ANGMODNES
„Rot
Of The Soul”
Meuse
Music Records 2024
Muzykę
holenderskiego trio Angmodnes poznałem dopiero przy okazji ich pierwszego
albumu długogrającego, który to swą premierę miał na początku marca Anno
Bastardi 2024. Cóż, lepiej późno niż wcale, jak to zwykło się mawiać, zwłaszcza
że to, co usłyszałem na „Rot Of The Soul”, powaliło mnie na deski i
sponiewierało totalnie. Zaprawdę powiadam Wam, po kontakcie z tą płytką długo
musiałem zbierać swe marne szczątki z podłoża i do teraz nie mam pewności, czy aby
pozbierałem wszystko. Funeral Doom Metal, jaki na swym debiutanckim pełniaku
prezentuje zespół z Utrechtu, miażdży bowiem po całości i nie odpuszcza ani na
chwilę. Nie może jednak być inaczej, skoro przetacza się po nas potwornie
ciężki i zwarty, zagęszczony bezgranicznie, przytłaczający konglomerat dźwięków,
na który składają się monolityczne, potężne, majestatyczne bębny, niszczący
wnętrzności, tłusty bas, smoliste, zaimpregnowane przygnębiającymi, ponurymi
akcentami melodycznymi wiosła, mocno uciskający na psychikę, umiejętnie użyty
parapet o psychodelicznym szlifie, oraz niskie, grobowe growle, jak i
emocjonalne, cudownie wibrujące w przestrzeni, mocne, czyste wokale o wyraźnie
klasycznym posmaku. Można by rzec, że to tradycyjne i typowe dla tego gatunku składniki, jednak wierzcie
mi, charakterystyczny sposób ich użycia wzmocniony Black Metalowymi
strukturami, sporadycznie użytymi blastami, dźwiękami wiolonczeli, żałosnymi
harmoniami wioseł, nastrojowymi, instrumentalnymi pasażami, czy też dysonansowymi liniami
fortepianu nadają temu albumowi wysoce niepokojącego, złowieszczego wydźwięku,
a żałobna, pogrzebowa atmosfera wisząca nad
tym krążkiem obezwładnia i rujnuje zarazem w pizdu poczucie wewnętrznego
komfortu (zwłaszcza u co bardziej wrażliwych, bądź nieprzystosowanych jednostek
ludzkich). Ten krążek uświadamia nam bowiem dobitnie, iż „Zgnilizna Duszy”

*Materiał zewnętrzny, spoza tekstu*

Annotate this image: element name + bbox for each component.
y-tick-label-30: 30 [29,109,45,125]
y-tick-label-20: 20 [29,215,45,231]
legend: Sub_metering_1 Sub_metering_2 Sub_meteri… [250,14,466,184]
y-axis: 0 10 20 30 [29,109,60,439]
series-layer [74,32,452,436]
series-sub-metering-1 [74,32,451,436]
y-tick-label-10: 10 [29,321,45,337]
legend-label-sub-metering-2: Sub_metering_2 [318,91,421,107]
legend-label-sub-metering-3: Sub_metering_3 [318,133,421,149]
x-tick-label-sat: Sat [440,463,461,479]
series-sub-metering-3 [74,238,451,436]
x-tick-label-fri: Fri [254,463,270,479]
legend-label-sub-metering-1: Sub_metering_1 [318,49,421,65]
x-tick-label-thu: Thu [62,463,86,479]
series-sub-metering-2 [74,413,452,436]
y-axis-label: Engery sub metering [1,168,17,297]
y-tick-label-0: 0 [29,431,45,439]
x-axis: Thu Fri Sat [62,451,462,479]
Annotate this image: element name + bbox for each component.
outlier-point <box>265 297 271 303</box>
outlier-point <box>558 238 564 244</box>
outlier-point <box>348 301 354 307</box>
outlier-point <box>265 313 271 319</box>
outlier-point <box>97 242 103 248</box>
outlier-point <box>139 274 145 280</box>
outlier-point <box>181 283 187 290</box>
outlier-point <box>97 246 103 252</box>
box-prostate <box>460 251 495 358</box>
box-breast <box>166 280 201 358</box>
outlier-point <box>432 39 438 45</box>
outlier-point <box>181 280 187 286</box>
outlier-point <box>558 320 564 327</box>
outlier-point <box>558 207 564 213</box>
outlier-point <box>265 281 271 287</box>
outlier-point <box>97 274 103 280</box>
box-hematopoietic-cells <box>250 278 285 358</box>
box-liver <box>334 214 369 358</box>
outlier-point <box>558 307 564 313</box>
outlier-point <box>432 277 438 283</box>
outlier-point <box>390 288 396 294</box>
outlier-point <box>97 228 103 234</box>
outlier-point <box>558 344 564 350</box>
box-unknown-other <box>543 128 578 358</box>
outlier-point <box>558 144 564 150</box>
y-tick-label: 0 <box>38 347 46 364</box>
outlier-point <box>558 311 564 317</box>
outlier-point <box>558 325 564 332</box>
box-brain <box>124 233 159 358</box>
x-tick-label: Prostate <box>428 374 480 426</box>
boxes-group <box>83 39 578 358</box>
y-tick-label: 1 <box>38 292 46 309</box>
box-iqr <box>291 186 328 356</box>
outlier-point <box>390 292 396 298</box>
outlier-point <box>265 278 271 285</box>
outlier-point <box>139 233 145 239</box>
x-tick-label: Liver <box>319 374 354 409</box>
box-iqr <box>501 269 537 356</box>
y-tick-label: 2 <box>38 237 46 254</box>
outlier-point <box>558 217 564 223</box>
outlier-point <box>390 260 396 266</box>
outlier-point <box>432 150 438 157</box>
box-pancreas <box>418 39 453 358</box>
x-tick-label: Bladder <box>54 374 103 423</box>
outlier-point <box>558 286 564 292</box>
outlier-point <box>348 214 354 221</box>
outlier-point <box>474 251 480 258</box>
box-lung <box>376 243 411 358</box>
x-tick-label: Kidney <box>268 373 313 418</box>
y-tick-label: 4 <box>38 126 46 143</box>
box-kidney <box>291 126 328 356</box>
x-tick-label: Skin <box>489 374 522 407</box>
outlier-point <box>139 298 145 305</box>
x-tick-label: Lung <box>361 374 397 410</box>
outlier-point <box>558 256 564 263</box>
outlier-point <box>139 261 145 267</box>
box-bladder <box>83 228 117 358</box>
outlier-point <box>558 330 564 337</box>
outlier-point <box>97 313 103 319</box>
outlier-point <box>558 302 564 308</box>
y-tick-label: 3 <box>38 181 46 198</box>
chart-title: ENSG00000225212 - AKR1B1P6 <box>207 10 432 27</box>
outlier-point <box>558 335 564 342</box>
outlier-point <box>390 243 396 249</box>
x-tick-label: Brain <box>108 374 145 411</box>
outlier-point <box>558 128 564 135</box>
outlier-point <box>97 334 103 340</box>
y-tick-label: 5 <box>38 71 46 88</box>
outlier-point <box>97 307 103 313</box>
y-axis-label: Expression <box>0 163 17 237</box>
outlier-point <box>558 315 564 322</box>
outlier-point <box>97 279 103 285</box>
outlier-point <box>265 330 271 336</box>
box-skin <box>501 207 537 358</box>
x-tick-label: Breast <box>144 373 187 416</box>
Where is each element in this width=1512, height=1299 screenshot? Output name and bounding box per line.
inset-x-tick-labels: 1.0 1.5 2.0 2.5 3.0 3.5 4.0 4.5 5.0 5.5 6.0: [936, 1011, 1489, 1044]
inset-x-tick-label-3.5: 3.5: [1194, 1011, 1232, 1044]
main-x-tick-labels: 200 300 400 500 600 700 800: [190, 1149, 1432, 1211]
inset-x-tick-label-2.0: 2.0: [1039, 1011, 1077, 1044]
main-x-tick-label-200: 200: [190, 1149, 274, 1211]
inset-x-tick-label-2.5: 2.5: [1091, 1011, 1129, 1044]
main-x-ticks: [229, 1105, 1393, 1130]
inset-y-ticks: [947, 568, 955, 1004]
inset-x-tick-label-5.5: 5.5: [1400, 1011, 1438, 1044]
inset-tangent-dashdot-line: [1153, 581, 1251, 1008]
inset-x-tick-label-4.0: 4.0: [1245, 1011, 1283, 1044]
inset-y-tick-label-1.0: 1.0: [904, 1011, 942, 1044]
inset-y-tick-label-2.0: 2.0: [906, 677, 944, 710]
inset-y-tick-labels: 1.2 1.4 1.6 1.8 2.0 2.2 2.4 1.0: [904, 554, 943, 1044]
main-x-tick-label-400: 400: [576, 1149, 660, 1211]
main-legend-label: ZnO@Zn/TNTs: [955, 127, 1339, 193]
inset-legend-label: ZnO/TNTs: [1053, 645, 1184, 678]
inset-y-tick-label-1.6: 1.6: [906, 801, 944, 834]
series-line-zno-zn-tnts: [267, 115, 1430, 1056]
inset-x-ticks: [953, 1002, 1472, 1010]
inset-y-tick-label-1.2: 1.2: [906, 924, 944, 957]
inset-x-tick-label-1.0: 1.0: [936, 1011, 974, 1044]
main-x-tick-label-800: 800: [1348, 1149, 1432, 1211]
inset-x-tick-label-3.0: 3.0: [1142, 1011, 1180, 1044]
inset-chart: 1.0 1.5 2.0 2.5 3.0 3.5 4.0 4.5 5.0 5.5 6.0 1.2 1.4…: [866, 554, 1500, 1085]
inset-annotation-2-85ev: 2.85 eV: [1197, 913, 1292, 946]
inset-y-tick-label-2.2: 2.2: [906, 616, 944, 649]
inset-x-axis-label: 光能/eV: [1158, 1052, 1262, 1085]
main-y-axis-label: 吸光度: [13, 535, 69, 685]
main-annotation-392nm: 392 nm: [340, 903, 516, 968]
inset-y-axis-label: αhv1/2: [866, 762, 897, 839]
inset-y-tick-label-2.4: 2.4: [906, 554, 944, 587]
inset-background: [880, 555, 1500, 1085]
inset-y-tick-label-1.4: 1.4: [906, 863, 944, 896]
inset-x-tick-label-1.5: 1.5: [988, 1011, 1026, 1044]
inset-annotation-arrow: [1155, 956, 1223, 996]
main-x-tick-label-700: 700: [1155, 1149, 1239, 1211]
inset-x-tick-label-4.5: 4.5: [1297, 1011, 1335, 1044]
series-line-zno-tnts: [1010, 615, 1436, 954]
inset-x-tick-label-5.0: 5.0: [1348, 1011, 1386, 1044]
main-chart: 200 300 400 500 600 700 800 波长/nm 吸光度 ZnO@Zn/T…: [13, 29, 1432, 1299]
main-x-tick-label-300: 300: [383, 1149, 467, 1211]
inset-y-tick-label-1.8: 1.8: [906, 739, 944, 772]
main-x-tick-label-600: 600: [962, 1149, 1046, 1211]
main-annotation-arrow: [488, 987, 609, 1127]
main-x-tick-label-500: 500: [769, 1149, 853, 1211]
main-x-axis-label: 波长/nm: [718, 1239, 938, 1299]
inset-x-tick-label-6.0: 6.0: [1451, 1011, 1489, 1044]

wcześniej, czy później atakuje każdego i jest to proces nieunikniony, oraz
nieodwracalny. Podsumowując więc wszystko razem: „Rot Of The Soul” to
wyśmienity krążek, który w eklektycznym, Funeral Doom Metalowym światku
niewątpliwie zamiesza solidnie. Jeżeli więc drogi czytelniku atencją wielką i
nieprzemijająca darzysz produkcje Ahab, Worship, Evoken, Doom:VS, Swallow the
Sun, Mournful Congregation, Ea, czy też Shape of Despair, wówczas nie
powinieneś zastanawiać się ani sekundy nad zakupem majestatycznej jedynki
Angmodnes. Tylko głupcy, bądź ignoranci z kółka różańcowego mogą odpuścić sobie
ten album, a nikt w Was się chyba do nich nie zalicza?